Churchill s’adressant à Chamberlain après Munich
Cette phrase de Churchill s’applique sans conteste à la dernière
réunion des potentats arabes qui autorisent l’Occident comme en
Irak, à envahir un autre pays arabe. Mieux, ils proposent même
de participer à la cure en allant combattre El Gueddafi. Depuis
plus de trois mois, en effet, la «rue arabe» pour utiliser une
expression occidentale visant à inculquer l’idée qu’il n’y a pas
de réflexion politique et que c’est l’émotion qui dirige les
Arabes; pour une fois, les stratèges occidentaux ne peuvent pas
si bien dire, c’est, dit-on, la rue qui dirige les dirigeants en
Egypte, en Tunisie. Partout il y a un vent de liberté qui
souffle, le problème est de savoir si ce vent est endogène ou
s’il ne souffle pas de l’extérieur, en clair, il y a un doute.
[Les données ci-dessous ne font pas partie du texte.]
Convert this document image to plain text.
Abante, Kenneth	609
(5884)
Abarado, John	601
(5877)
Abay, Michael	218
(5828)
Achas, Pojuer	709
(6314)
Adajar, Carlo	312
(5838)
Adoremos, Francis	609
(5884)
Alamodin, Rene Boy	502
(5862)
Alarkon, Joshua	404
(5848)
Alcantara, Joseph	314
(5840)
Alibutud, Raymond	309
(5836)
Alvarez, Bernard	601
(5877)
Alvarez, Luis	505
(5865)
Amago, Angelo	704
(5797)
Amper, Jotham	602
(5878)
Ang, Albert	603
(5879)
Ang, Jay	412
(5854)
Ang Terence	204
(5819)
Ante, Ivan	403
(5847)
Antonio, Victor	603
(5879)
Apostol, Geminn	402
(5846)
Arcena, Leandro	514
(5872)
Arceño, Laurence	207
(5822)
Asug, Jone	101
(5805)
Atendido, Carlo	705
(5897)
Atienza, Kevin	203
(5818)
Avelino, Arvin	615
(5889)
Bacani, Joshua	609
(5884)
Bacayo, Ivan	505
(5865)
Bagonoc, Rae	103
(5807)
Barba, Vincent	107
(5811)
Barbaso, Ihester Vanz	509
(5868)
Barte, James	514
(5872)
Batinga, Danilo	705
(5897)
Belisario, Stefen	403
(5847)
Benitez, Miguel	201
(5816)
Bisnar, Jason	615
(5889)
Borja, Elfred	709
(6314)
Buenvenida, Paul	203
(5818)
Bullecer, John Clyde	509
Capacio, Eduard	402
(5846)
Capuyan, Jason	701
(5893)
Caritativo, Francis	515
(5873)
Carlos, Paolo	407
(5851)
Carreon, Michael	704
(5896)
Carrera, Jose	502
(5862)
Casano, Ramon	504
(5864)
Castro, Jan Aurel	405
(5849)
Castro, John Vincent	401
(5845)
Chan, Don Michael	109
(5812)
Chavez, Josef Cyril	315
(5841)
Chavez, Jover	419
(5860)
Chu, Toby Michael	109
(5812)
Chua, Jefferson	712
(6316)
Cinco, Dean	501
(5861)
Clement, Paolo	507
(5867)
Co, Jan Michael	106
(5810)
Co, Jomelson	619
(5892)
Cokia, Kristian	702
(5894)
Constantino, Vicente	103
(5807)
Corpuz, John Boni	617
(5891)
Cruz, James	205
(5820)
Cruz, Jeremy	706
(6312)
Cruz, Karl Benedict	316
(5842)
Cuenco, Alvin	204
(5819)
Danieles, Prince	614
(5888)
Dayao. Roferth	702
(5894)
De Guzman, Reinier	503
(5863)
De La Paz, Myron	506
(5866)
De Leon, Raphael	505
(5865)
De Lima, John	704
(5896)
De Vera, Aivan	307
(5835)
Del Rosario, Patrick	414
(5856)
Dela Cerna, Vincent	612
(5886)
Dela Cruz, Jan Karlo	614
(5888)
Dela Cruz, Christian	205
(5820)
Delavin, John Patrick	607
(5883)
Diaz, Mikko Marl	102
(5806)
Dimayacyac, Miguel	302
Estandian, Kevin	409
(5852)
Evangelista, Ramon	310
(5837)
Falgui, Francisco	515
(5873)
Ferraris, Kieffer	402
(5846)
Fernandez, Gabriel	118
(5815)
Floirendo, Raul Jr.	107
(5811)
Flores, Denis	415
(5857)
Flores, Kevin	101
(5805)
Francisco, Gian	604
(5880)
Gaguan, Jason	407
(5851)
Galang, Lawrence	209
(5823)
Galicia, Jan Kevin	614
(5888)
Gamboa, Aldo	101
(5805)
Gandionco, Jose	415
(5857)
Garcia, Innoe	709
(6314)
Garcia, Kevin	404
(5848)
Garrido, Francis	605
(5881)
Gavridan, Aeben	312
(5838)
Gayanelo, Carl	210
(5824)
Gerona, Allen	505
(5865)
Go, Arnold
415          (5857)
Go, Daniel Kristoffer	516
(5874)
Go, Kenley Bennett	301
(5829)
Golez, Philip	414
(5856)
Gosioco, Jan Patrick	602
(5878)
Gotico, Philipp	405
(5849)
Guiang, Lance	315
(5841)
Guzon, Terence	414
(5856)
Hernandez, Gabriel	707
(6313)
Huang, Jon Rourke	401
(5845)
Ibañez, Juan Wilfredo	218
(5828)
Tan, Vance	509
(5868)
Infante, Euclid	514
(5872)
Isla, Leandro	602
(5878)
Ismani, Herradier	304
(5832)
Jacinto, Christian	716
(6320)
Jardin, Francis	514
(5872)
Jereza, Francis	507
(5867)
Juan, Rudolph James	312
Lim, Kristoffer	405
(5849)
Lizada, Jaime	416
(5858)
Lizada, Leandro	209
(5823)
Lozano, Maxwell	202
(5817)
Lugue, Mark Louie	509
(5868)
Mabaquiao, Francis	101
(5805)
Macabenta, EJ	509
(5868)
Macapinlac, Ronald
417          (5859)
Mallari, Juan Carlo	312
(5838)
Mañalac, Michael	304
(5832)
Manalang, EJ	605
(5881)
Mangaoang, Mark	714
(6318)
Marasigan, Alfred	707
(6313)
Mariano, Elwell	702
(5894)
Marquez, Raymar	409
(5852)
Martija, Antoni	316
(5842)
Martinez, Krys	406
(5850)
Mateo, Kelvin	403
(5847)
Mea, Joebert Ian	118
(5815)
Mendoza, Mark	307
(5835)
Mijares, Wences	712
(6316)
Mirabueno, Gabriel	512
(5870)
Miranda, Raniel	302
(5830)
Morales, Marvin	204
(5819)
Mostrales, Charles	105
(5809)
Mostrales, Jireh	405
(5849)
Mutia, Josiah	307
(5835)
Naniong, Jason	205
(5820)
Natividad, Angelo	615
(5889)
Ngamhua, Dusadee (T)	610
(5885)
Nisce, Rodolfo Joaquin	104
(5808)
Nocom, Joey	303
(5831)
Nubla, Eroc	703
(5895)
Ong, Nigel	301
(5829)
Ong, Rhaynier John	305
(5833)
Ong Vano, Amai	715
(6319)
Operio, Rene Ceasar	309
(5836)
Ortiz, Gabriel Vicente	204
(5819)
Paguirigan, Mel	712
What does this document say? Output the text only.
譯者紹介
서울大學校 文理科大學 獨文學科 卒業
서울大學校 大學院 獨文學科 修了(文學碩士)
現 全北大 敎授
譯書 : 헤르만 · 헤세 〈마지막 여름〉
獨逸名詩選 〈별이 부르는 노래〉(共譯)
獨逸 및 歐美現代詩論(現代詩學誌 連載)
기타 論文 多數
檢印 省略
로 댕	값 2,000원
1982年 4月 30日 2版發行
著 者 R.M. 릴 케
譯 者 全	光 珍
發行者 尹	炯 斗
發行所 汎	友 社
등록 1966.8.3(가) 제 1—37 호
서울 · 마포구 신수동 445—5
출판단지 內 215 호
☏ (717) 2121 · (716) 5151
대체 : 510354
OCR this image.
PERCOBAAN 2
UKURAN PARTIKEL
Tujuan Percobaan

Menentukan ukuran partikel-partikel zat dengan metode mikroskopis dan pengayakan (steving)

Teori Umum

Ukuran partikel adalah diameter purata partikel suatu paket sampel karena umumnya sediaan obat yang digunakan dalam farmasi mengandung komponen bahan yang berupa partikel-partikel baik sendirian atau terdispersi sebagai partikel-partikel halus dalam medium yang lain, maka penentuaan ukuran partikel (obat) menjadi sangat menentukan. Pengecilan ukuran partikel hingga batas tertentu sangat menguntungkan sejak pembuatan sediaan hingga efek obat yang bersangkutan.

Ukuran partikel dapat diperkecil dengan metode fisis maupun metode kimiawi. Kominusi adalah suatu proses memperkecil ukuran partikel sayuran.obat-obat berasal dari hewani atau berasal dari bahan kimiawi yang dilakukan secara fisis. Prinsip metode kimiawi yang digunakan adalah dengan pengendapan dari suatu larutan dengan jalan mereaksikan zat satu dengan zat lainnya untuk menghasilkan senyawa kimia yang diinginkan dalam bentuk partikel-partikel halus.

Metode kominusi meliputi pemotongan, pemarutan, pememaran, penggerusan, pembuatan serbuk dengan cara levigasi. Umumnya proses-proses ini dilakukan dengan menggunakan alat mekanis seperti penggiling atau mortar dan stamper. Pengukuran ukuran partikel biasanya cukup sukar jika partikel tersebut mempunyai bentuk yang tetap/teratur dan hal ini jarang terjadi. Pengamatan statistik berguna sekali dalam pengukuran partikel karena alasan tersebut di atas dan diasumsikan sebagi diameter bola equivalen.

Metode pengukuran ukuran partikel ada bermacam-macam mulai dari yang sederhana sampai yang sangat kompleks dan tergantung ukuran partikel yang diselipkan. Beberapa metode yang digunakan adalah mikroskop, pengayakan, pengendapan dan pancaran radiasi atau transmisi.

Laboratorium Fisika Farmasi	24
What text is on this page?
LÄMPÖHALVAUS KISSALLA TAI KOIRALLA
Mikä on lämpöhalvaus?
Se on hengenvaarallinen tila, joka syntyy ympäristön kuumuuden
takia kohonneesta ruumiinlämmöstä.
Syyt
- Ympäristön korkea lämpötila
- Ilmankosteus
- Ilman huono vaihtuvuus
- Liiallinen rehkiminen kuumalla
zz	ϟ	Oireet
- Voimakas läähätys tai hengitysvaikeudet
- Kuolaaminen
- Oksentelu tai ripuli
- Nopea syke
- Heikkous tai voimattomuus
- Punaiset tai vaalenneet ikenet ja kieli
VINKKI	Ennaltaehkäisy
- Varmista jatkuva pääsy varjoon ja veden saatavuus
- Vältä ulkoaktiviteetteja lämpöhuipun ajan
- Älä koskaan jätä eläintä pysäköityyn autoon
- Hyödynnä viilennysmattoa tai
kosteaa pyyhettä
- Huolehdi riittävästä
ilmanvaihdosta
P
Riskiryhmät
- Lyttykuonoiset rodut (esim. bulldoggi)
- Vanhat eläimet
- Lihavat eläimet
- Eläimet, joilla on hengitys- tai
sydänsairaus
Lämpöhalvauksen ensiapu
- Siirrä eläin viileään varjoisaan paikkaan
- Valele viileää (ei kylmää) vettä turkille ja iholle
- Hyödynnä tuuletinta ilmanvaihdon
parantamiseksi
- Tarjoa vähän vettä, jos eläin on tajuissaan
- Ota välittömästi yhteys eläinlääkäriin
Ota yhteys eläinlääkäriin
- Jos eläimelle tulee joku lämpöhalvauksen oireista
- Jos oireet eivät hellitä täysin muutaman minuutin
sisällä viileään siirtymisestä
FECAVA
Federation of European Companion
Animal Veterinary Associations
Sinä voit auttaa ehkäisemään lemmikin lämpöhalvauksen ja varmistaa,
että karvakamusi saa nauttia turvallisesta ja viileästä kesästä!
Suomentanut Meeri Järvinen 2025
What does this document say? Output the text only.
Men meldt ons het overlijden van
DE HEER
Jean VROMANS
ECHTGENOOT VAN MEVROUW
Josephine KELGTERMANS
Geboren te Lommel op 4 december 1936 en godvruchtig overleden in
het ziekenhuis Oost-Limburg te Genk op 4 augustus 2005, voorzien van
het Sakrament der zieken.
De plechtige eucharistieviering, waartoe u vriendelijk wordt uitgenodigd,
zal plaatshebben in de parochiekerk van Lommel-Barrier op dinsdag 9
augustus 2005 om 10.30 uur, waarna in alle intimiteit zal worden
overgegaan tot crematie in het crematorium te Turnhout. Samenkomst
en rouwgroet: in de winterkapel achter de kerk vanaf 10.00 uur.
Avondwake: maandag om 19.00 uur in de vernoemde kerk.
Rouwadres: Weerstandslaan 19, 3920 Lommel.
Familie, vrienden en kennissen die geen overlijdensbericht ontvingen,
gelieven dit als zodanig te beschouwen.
La Toile est saturée de contributions, notamment dans les sites
alternatifs qui revendiquent une certaine crédibilité, pour
affirmer que le remodelage du Moyen-Orient est en train de se
faire et que toutes les révoltes sont téléguidées. Notamment
celle des faceboukistes égyptiens qui recevraient leurs
instructions des Etats-Unis à travers un manuel décrivant
comment faire la révolte, parer à des coups, se protéger des
coups...Si cela s’avérait vrai, et il n’y a pas de raison d’en
douter, toutes les espérances placées dans ces révoltes devant
apporter en théorie la liberté, la démocratie, l’alternance,
seraient un gigantesque et macabre canular car des jeunes
meurent.
Un rapide état des lieux nous montre une situation pour le moins
chaotique dans les pays qui ont connu des révoltes. La situation
est loin d’être limpide en Tunisie où la période transitoire
d’exutoire de toutes les frustrations dure et fragilise les
acquis. Même impression en Egypte où les jeunes sont plus
déterminés que jamais, leur dernière «victoire» est la
suppression de la police politique. «Même l’Arabie Saoudite
n’est pas épargnée»: ‘‘Des appels ont été lancés sur une page
Facebook pour une ‘journée de colère le 4 mars dans l’Est à
majorité chiite de l’Arabie Saoudite’’, rapporte L’Orient-Le
Jour. Enfin, la jeunesse palestinienne au nombre de plusieurs
milliers aussi bien à Ghaza qu’à Ramallah est sortie protester
en exigeant des deux responsables du Hamas et du Fatah de faire
immédiatement la paix. Le leader du Hamas aurait demandé à
Mahmoud Abbas une réunion urgente. A Bahreïn, la situation est
plus problématique car les révoltés sont chiites et le pouvoir
du roi est sunnite depuis deux siècles! Résultat des courses: la
débâcle depuis deux mois, des morts et l’appel du roi au nom du
Conseil de coopération du Golfe, à ses alliés: l’Arabie Saoudite
envoie mille hommes et les Emirats cinq cents pour aider le
pouvoir à rétablir l’ordre!
Lionel Froissart décrit le clivage qui s’opère entre chiites et
sunnites. Nous lisons: «Après un mois de manifestations contre
la monarchie, les partis de l’opposition dénoncent une
«occupation étrangère». La tension est montée d’un cran, lundi,
dans le petit royaume de Bahreïn, où les sept partis
d’opposition, dont le puissant Al-Wefaq, ont dénoncé
«l’occupation étrangère». Le bloc Al-Wefaq, le plus organisé des
mouvements islamistes d’opposition de gauche, décide alors
d’abandonner les 18 sièges sur les 40 qu’il détient à
l’Assemblée consultative depuis les élections législatives de
novembre, ne souhaitant plus être associé à «un pouvoir qui
massacre son peuple». Le chef d’Al-Wefaq réclame de plus,
l’instauration d’une «monarchie constitutionnelle, dans laquelle
le gouvernement serait élu par le peuple». Une revendication qui
apparaît alors comme tout à fait utopique. (...) A ce jeu de la
démesure, le Premier ministre, le cheikh Khalifa ibn Salman
al-Khalifa, oncle du prince héritier et qui occupe ce poste
depuis 1971, soit depuis l’indépendance du Royaume, bat tous les
records. (...) Autant de points de friction qui entretiennent la
grogne sociale et nourrissent la tension, grandissante, entre
les communautés sunnite et chiite. Malgré les appels à la
fraternité de certains leaders, la tension se fait chaque jour
plus explosive entre les communautés.»(1)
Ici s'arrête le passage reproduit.